Aggiornamento 04/07: in risposta ai rumor spuntati negli scorsi giorni, la dirigenza di Huawei parla dello stato dei chip AI in Cina, trovate i dettagli a fine articolo.
Che Huawei sia una sua diretta rivale della divisione intelligenza artificiale non lo diciamo noi ma i documenti depositati da NVIDIA alla Securities and Exchange Commission. Al punto da aver fatto escogitare agli Stati Uniti un nuovo CHIPS Act 2 che contrasti gli sforzi che la Cina sta cercando di compiere per riuscire a prodursi da sola i microchip AI che le serviranno per rendersi competitiva a livello globale. Un obiettivo guidato proprio da Huawei e da SMIC, che però starebbero avendo grossi problemi di produzione.
I problemi tecnologici continuano ad affliggere Huawei e SMIC, anche nell’AI
Nei piani di Huawei ci sarebbero 500.000 unità di microchip, nello specifico quel Huawei Ascend 910B che dovrebbe porsi come diretto competitor dell’NVIDIA A100. Un traguardo che però sarebbe difficile raggiungere, perché i rumor dettagliano i difetti di fabbricazione degli impianti cinesi di SMIC. Nonostante la produzione di massa si dica vada avanti da più di sei mesi, 4 microchip su 5 sarebbero difettosi, con un tasso di rendimento del 20%.
Il motivo sarebbe l’eccessiva arretratezza dei macchinari in mano a SMIC, che nel provare a soddisfare la domanda di Huawei si sarebbero persino guastati nel processo, anche a causa della scarsità di ingegneri e addetti alla manutenzione. Essendo state bannate dagli USA, Huawei e SMIC non hanno accesso ai macchinari con tecnologia EUV che utilizzano invece chipmaker quali TSMC, Samsung e Intel.
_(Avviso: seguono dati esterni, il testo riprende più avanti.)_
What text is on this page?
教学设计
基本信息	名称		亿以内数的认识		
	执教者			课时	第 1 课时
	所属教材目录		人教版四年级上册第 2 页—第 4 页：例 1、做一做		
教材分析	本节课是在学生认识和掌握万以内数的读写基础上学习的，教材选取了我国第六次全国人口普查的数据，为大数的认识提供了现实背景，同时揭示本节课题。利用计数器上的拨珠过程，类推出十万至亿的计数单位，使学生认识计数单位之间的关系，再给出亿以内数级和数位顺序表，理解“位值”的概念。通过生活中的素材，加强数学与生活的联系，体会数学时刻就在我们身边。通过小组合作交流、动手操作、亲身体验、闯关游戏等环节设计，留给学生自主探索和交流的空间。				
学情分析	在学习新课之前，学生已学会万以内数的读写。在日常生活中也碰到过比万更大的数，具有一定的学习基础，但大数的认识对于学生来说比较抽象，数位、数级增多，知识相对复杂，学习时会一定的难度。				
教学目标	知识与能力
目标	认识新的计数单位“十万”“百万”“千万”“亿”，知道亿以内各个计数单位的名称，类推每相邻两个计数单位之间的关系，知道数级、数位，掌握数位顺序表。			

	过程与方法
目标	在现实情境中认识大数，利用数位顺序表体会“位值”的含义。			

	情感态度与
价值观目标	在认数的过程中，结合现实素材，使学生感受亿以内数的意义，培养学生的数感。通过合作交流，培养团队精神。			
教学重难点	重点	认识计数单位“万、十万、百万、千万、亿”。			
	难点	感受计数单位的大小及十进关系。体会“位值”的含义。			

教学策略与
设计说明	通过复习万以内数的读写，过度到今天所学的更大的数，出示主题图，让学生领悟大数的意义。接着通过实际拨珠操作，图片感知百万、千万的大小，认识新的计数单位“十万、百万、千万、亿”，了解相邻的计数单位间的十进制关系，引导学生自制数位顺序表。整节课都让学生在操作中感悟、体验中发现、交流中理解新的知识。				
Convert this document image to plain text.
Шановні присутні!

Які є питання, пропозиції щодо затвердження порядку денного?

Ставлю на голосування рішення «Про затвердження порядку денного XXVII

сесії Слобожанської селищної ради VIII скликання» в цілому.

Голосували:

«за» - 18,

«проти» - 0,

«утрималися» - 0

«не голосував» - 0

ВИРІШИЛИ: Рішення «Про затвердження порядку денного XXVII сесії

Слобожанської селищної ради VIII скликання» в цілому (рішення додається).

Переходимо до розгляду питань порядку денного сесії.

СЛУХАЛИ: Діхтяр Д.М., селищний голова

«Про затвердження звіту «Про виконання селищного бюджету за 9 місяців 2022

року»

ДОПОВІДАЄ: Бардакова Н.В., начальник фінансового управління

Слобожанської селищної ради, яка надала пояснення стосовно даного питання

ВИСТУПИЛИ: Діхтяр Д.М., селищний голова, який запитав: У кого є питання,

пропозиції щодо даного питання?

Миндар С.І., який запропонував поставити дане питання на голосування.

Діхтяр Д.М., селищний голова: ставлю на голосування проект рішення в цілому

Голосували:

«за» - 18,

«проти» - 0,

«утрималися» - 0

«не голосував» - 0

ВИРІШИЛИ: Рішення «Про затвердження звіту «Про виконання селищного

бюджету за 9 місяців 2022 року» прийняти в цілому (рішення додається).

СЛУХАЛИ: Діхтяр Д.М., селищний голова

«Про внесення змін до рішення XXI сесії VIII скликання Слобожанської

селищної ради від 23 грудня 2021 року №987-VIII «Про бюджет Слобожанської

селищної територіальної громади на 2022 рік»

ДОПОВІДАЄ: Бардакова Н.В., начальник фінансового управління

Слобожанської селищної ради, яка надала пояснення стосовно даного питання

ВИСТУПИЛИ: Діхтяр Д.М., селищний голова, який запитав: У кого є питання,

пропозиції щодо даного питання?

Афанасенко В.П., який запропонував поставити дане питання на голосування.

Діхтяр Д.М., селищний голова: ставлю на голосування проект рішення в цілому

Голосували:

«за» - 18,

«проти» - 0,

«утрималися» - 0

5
Quelli di SMIC si basano su tecnologia DUV, che rispetto a quella EUV richiede 34 fasi anziché 9 per la stampa di microchip a 7 nm e oltre, risultando così più costosa e incline ai difetti di stampa. Questo avrebbe un diretto impatto negativo sull’evoluzione AI della divisione HiSilicon di Huawei, e a questo punto i rumor su un possibile Ascend 910C a 5 nm rischiano di sgretolarsi.
Parla Huawei | Aggiornamento 04/07
“Nessuno negherà che in Cina ci troviamo di fronte a una potenza di calcolo limitata“: è questo quanto dichiarato da Zhang Ping’an, CEO della divisione cloud di Huawei, in occasione della World AI Conference di Shanghai. Anche se non vengono confermate la suddette indiscrezioni, è evidente che le aziende cinesi siano un passo indietro rispetto a quelle estere che hanno libero accesso a tutte le tecnologie non soffrendo il ban statunitense.
Per Zhang Ping’an, la carenza di microchip AI avanzati realizzati in Cina non è necessariamente un ostacolo la ricerca di indipendenza della Cina nel campo dell’intelligenza artificiale: “se crediamo che non avere i chip AI più avanzati significhi non essere all’avanguardia nel campo dell’intelligenza artificiale, allora dobbiamo abbandonare questo punto di vista“. Ci vorrà innovazione, però: “non possiamo fare affidamento esclusivamente sui chip AI con nodi di processo di produzione avanzati come fondamento ultimo per l’infrastruttura AI“.
Non avendo accesso alla tecnologia EUV e quindi ai nodi di ultimissima generazione, per Zhang Ping’an il limite dovrà essere aggirato in altro modo, ovvero tramite il concetto di cloud. Mancano dettagli specifici, ma si parla di approccio convergente che combini cloud, PC e reti, un nuovo concetto di architettura informatica che punti soprattutto a efficienza e consumi ridotti.